AFRICA: Mauritania and firm row over oil
Mauritanian leaders and Australia's Woodside Petroleum have still to reach agreement over contracts, a fortnight before an oil production deal starts.
In 2004 Woodside agreed to invest A$8370m ($600m) in developing Mauritania's Chinguetti oil project, off the West African country's coast.
The dispute concerns amendments to four offshore production-sharing contracts.
The deals were agreed by long-serving authoritarian leader Maaouiya Ould Taya , ousted by a military junta in 2005.
'Great detriment'
The controversial amendments cut the state's share in the oil revenue, lowered taxes and scrapped bank guarantees that were in the initial contract, the country's leader Colonel Elly Ould Mohamed Vall said.
It is estimated the amendments could cost Mauritania up to $200m a year.

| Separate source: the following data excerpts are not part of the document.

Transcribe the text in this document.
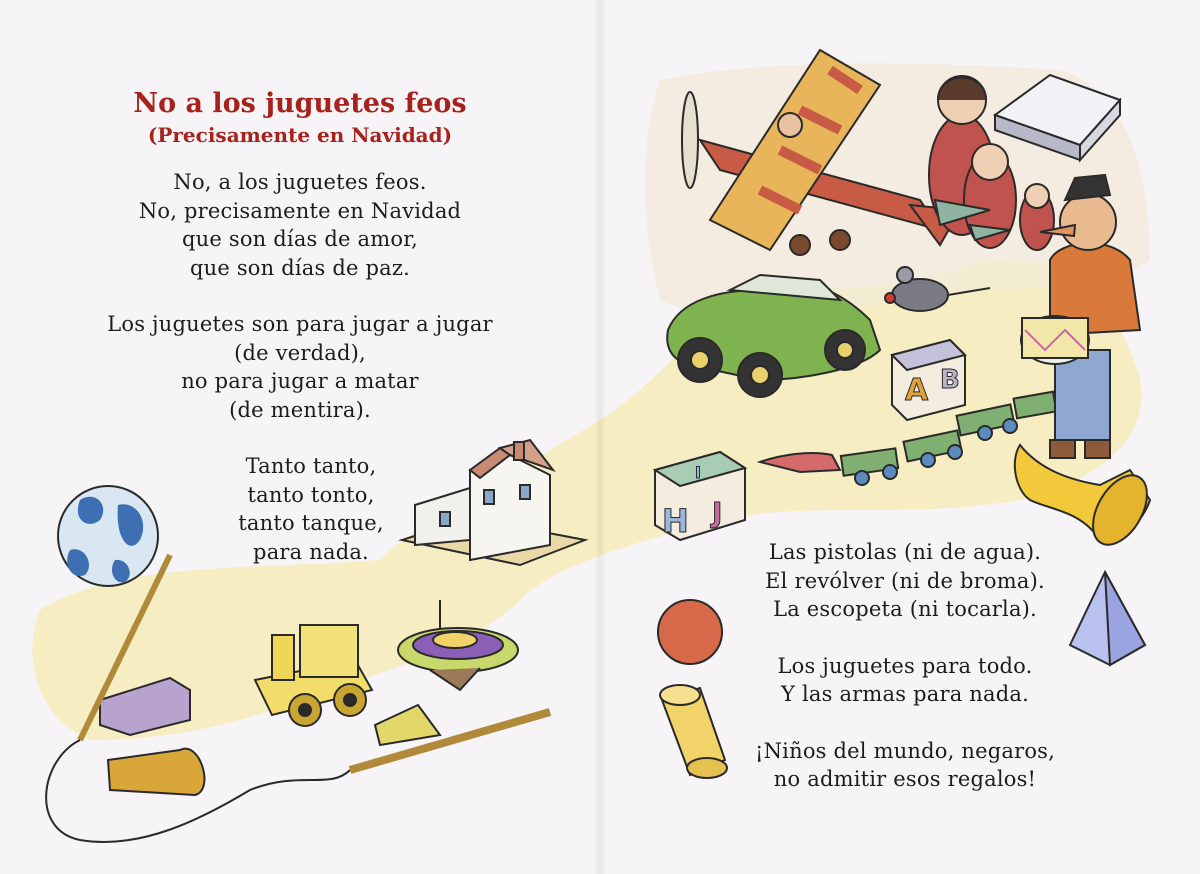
A B
H
I
J
No a los juguetes feos
(Precisamente en Navidad)
No, a los juguetes feos.
No, precisamente en Navidad
que son días de amor,
que son días de paz.
Los juguetes son para jugar a jugar
(de verdad),
no para jugar a matar
(de mentira).
Tanto tanto,
tanto tonto,
tanto tanque,
para nada.	Las pistolas (ni de agua).
El revólver (ni de broma).
La escopeta (ni tocarla).
Los juguetes para todo.
Y las armas para nada.
¡Niños del mundo, negaros,
no admitir esos regalos!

Col Vall said Mauritania was determined to use the law to protect its interests.
The amendments were signed by former oil minister Zeidane Ould Hmeida in February 2004 and March 2005.
But Mauritanian authorities say they were signed "outside the legal framework of normal practice, to the great detriment of our country".

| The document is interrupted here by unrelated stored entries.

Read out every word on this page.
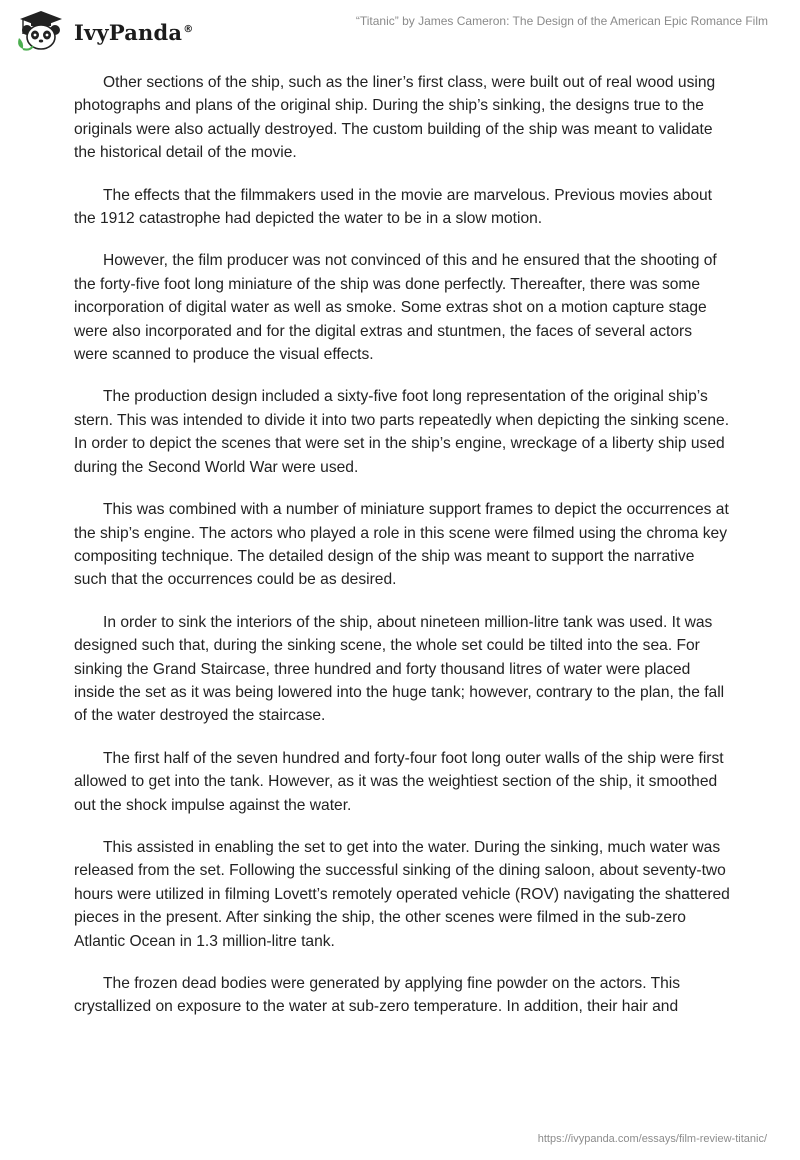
IvyPanda®
“Titanic” by James Cameron: The Design of the American Epic Romance Film

Other sections of the ship, such as the liner’s first class, were built out of real wood using photographs and plans of the original ship. During the ship’s sinking, the designs true to the originals were also actually destroyed. The custom building of the ship was meant to validate the historical detail of the movie.

The effects that the filmmakers used in the movie are marvelous. Previous movies about the 1912 catastrophe had depicted the water to be in a slow motion.

However, the film producer was not convinced of this and he ensured that the shooting of the forty-five foot long miniature of the ship was done perfectly. Thereafter, there was some incorporation of digital water as well as smoke. Some extras shot on a motion capture stage were also incorporated and for the digital extras and stuntmen, the faces of several actors were scanned to produce the visual effects.

The production design included a sixty-five foot long representation of the original ship’s stern. This was intended to divide it into two parts repeatedly when depicting the sinking scene. In order to depict the scenes that were set in the ship’s engine, wreckage of a liberty ship used during the Second World War were used.

This was combined with a number of miniature support frames to depict the occurrences at the ship’s engine. The actors who played a role in this scene were filmed using the chroma key compositing technique. The detailed design of the ship was meant to support the narrative such that the occurrences could be as desired.

In order to sink the interiors of the ship, about nineteen million-litre tank was used. It was designed such that, during the sinking scene, the whole set could be tilted into the sea. For sinking the Grand Staircase, three hundred and forty thousand litres of water were placed inside the set as it was being lowered into the huge tank; however, contrary to the plan, the fall of the water destroyed the staircase.

The first half of the seven hundred and forty-four foot long outer walls of the ship were first allowed to get into the tank. However, as it was the weightiest section of the ship, it smoothed out the shock impulse against the water.

This assisted in enabling the set to get into the water. During the sinking, much water was released from the set. Following the successful sinking of the dining saloon, about seventy-two hours were utilized in filming Lovett’s remotely operated vehicle (ROV) navigating the shattered pieces in the present. After sinking the ship, the other scenes were filmed in the sub-zero Atlantic Ocean in 1.3 million-litre tank.

The frozen dead bodies were generated by applying fine powder on the actors. This crystallized on exposure to the water at sub-zero temperature. In addition, their hair and

https://ivypanda.com/essays/film-review-titanic/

Mr Hmeida was arrested and charged in January for "serious crimes against the country's essential economic interests" according to an official statement.

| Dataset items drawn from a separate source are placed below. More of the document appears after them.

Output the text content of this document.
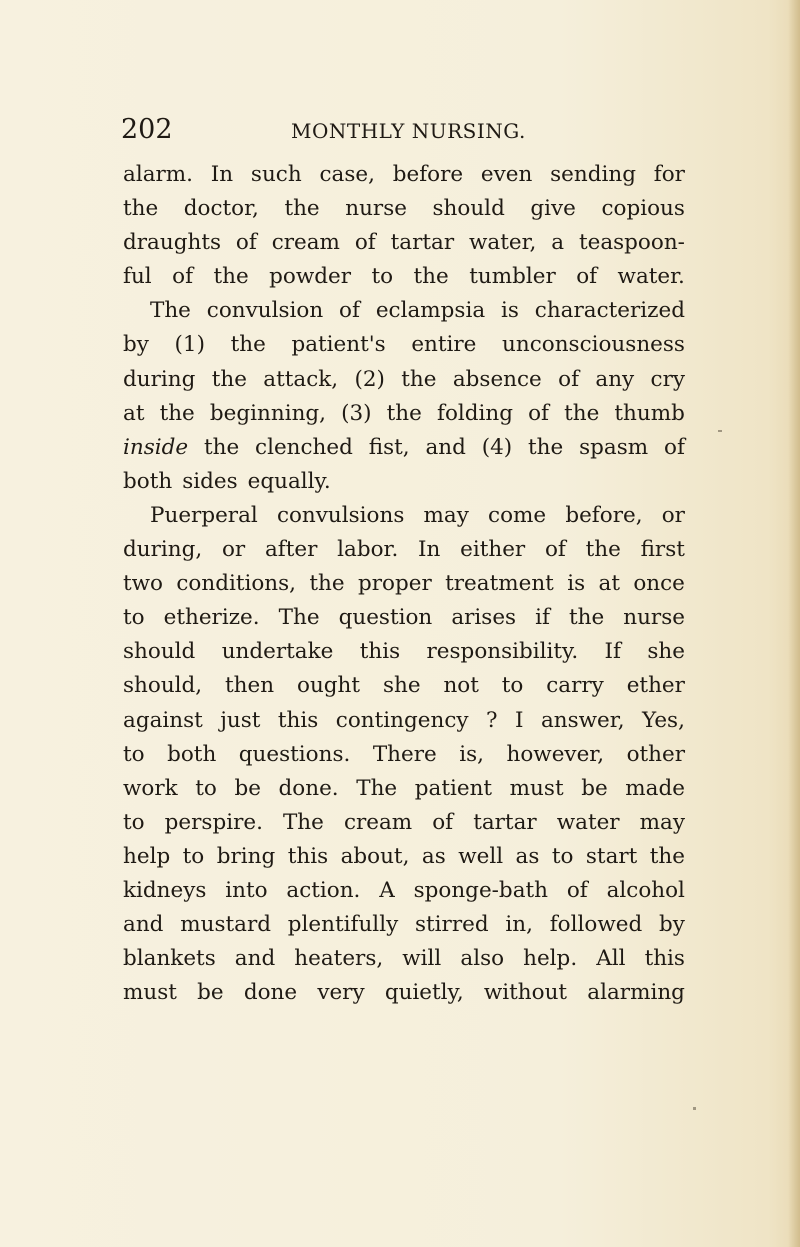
202	MONTHLY NURSING.
alarm. In such case, before even sending for
the doctor, the nurse should give copious
draughts of cream of tartar water, a teaspoon-
ful of the powder to the tumbler of water.
The convulsion of eclampsia is characterized
by (1) the patient's entire unconsciousness
during the attack, (2) the absence of any cry
at the beginning, (3) the folding of the thumb
inside the clenched fist, and (4) the spasm of
both sides equally.
Puerperal convulsions may come before, or
during, or after labor. In either of the first
two conditions, the proper treatment is at once
to etherize. The question arises if the nurse
should undertake this responsibility. If she
should, then ought she not to carry ether
against just this contingency ? I answer, Yes,
to both questions. There is, however, other
work to be done. The patient must be made
to perspire. The cream of tartar water may
help to bring this about, as well as to start the
kidneys into action. A sponge-bath of alcohol
and mustard plentifully stirred in, followed by
blankets and heaters, will also help. All this
must be done very quietly, without alarming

Mauritania will start oil production on 17 February and oil exports in mid-March, but the dispute is not expected to hit schedules.
Talks continue
"Woodside is convinced that these amendments are appropriate, valid, and binding upon both parties," the company said in a statement.
It said it would continue talking to the government. When the deal was signed in May 2004, Woodside hoped to extract 75,000 barrels of oil a day from Chinguetti.
Chinguetti was discovered in 2001, and has proven and probable reserves of about 120 million barrels of oil.
Woodside, which started life as a small exploration firm in the mid-1950s, has a 53.85% controlling stake in the project.